Apalagi jika melihat alasan DPR, khususnya fraksi PDIP yang mengusulkan RUU HIP berdasarkan pidato Bung Karno saat sidang BPUPKI. Tidak masuk logika, untuk apa mengusulkan kembali gagasan tersebut? Toh para founding fathers telah menyepakati sila yang lima, bukan tiga atau satu. Aktualisasi nilai-nilai Pancasila tidak bisa dipilih-pilih mana yang pokok sesuai selera. Setiap butir merupakan pokok yang harus dilaksanakan.
Bung Karno merupakan proklamator kemerdekaan bersama Bung Hatta. Tetapi kurang tepat jika menganggap Indonesia lahir atas prakarsa seorang Bung Karno saja. Karena akan terlalu banyak campur tangan elemen bangsa yang diabaikan padahal mereka telah mati-matian membebaskan bangsa ini dari belenggu penjajah dan kebodohan.
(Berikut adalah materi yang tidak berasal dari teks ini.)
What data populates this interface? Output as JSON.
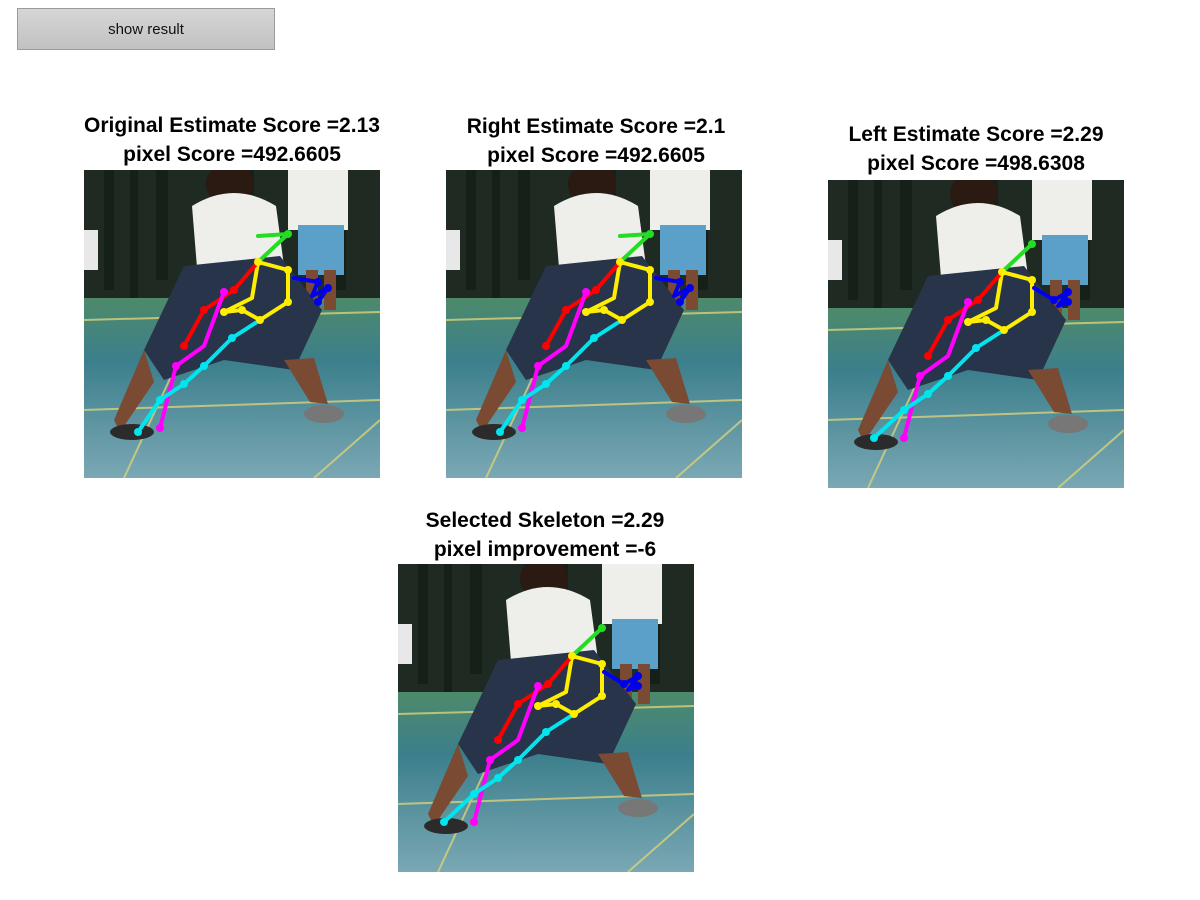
{
  "toolbar": {
    "show_result_label": "show result"
  },
  "panels": [
    {
      "id": "original",
      "title_line1": "Original Estimate Score =2.13",
      "title_line2": "pixel Score =492.6605"
    },
    {
      "id": "right",
      "title_line1": "Right Estimate Score =2.1",
      "title_line2": "pixel Score =492.6605"
    },
    {
      "id": "left",
      "title_line1": "Left Estimate Score =2.29",
      "title_line2": "pixel Score =498.6308"
    },
    {
      "id": "selected",
      "title_line1": "Selected Skeleton =2.29",
      "title_line2": "pixel improvement =-6"
    }
  ],
  "skeleton_colors": {
    "head": "#22dd22",
    "torso": "#ffee00",
    "right_arm": "#ff0000",
    "left_arm": "#ff00ff",
    "right_leg": "#00e5ee",
    "left_leg": "#0000ee"
  },
  "scene_colors": {
    "wall": "#1e2a22",
    "floor": "#3e7a86",
    "shirt": "#eeeeea",
    "shorts": "#28344a",
    "skin": "#7a4a32"
  }
}
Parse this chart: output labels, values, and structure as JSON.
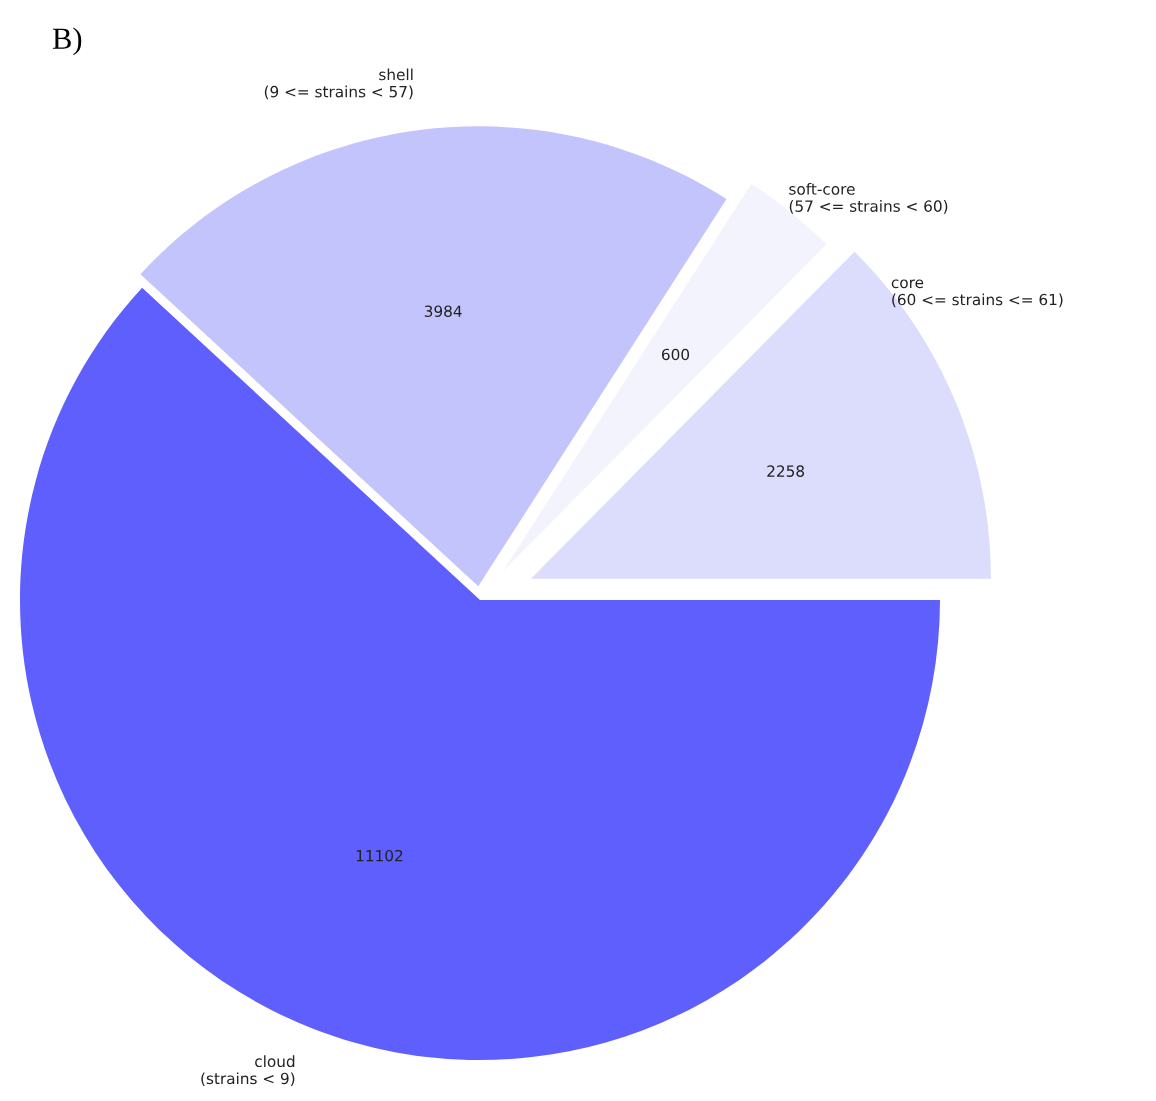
{
  "chart_data": {
    "type": "pie",
    "title": "B)",
    "categories": [
      "core\n(60 <= strains <= 61)",
      "soft-core\n(57 <= strains < 60)",
      "shell\n(9 <= strains < 57)",
      "cloud\n(strains < 9)"
    ],
    "values": [
      2258,
      600,
      3984,
      11102
    ],
    "colors": [
      "#dcdcfc",
      "#f3f3fd",
      "#c4c4fc",
      "#5f5ffd"
    ],
    "data_labels": true,
    "legend": false
  }
}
Sebagai generasi penerus, kita wajib menghormati sosok dan jasa pahlawan. Sebaiknya, kita tidak mereduksinya dengan menjadikannya alat untuk mencapai kepentingan tertentu.
Faktanya, Menko Polhukam selaku wakil pemerintah menolak untuk membahas RUU HIP yang memicu kontroversi dan meminta DPR lebih mendengar aspirasi masyarakat. Nampaknya langkah itu sejalan dengan keinginan banyak pihak. Sudah menjadi hal yang lumrah karena Prof Mahfud MD sendiri merupakan Guru Besar Hukum Tata Negara dan mantan Dewan Pengarah Badan Pembinaan Ideologi Pancasila (BPIP). Dalam konferensi persnya, Prof Mahfud menyatakan tidak benar jika RUU HIP akan memeras Pancasila dan mengabaikan TAP MRS Nomor 25 Tahun 1966.
Rabu, 8 Juli 2020, pimpinan MPR menemui Presiden, salah satunya menanyakan posisi pemerintah dalam polemik RUU HIP. Presiden menyatakan masih mengkaji lebih mendalam RUU HIP dengan mendengarkan aspirasi masyarakat. Ketua MPR juga diingatkan soal ideologi yang intinya harus memikirkan bagaimana menjaga Pancasila sampai kapan pun. Bahkan BPIP akan diberi payung hukum berupa undang-undang, bukan lagi Perpres. Mungkin ini isyarat Presiden bahwa pemerintah akan menolak usulan RUU HIP karena bertentangan dengan keinginan masyarakat.
Pada dasarnya demokrasi memberi ruang kepada siapa saja untuk secara aktif terlibat dalam pembangunan nasional. Namun, seyogyanya dilakukan dengan memperhatikan keseimbangan sosial. Terlebih jika membuat peraturan perundangan yang imbasnya luas dan menyeluruh. Harus diperhitungkan matang-matang dan tidak boleh dimonopoli oleh kepentingan golongan tertentu, lebih-lebih hanya kepentingan seorang saja. Pancasila sudah menjadi harga mati, bukan basa-basi, dan tidak bisa ditawar lagi. Menafsirkan ulang Pancasila dengan menyimpang dari tujuan aslinya dapat dianggap pengkhianatan terhadap negara.
Menarik untuk ditunggu, bagaimana kelanjutan polemik RUU HIP? Saat ini bola panas berada di tangan Presiden. Keputusannya untuk menerima atau menolak membahas RUU HIP akan mempengaruhi reputasi politik dan kenegaraannya. Pemerintah selalu mengklaim telah mendengarkan suara rakyat. Pertanyaannya, rakyat yang mana dan suara yang seperti apa? Begitupun DPR, yang katanya wakil rakyat, tetapi sering kali usulannya ditolak oleh rakyat, bahkan menimbulkan kegaduhan. Mungkin dari pada sepi, DPR sedang membuat lelucon untuk menghibur masyakat yang selama 3 bulan terakhir terkena dampak Covid-19.